Do You Know The
UK Stop And Search Law
The UK stop and search law is quite well defined and both you and the police have specific rights to help, and protect both parties during a search.
The main thing to remember if you are ever in a situation is where a police officer tells you that you need to be searched is:
Being searched doesn’t mean you’re being arrested.
This article is aimed at us preppers, and as such, assumes your not someone who aimlessly carries drugs, firearms or a big knife around with you – instead I am generally talking prepping, bushcraft or survival tools.
As a prepper we generally have a different take on survival tools and survival weapon ownership, as we need certain weapons and tools to ensure complete preparation and readiness if there were to be an emergency survival scenario.
Police powers to stop and search: your rights
The police have powers to stop and question you at any time – they can search you depending on the situation.
A police community support officer (PCSO) must be in uniform when they stop and question you. A police officer doesn’t always have to be in uniform but if they’re not wearing uniform they must show you their warrant card.
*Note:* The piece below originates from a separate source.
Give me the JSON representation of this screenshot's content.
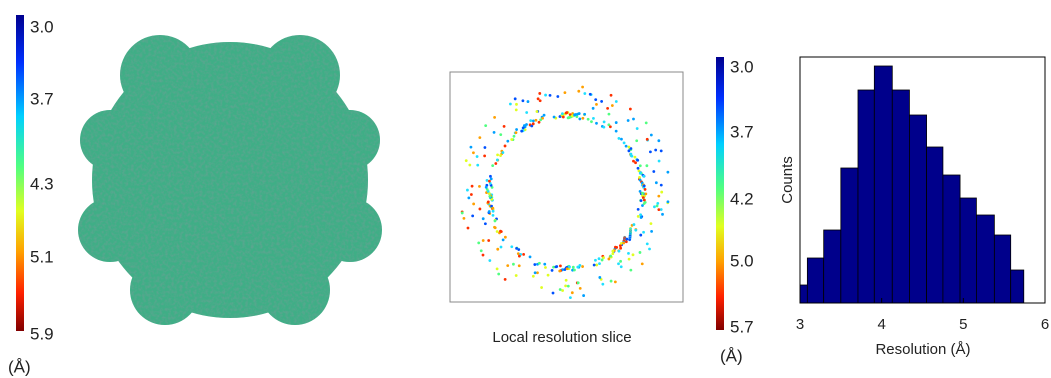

A police officer has powers to stop you at any time and ask you:
- what you’re doing
- why you’re in an area and/or where you’re going
However, you don’t have to answer any questions the police officer asks you.
A police officer has powers to stop and search you if they have ‘reasonable grounds’ to suspect you’re carrying:
- illegal drugs
- a weapon
- stolen property
- something which could be used to commit a crime, eg a crowbar
You can only be stopped and searched without reasonable grounds if it has been approved by a senior police officer. This can happen if it is suspected that:
- serious violence could take place
- you’re carrying a weapon or have used one
- you’re in a specific location or area
Before you’re searched the police officer must tell you:
- their name and police station
- what they expect to find, eg drugs
- the reason they want to search you, eg it looks like you’re hiding something
- why they are legally allowed to search you
- that you can have a record of the search and if this isn’t possible at the time, how you can get a copy
A police officer can ask you to take off your coat, jacket or gloves.
The police might ask you to take off other clothes and anything you’re wearing for religious reasons – eg a veil or turban. If they do, they must take you somewhere out of public view.
If the officer wants to remove more than a jacket and gloves they must be the same sex as you.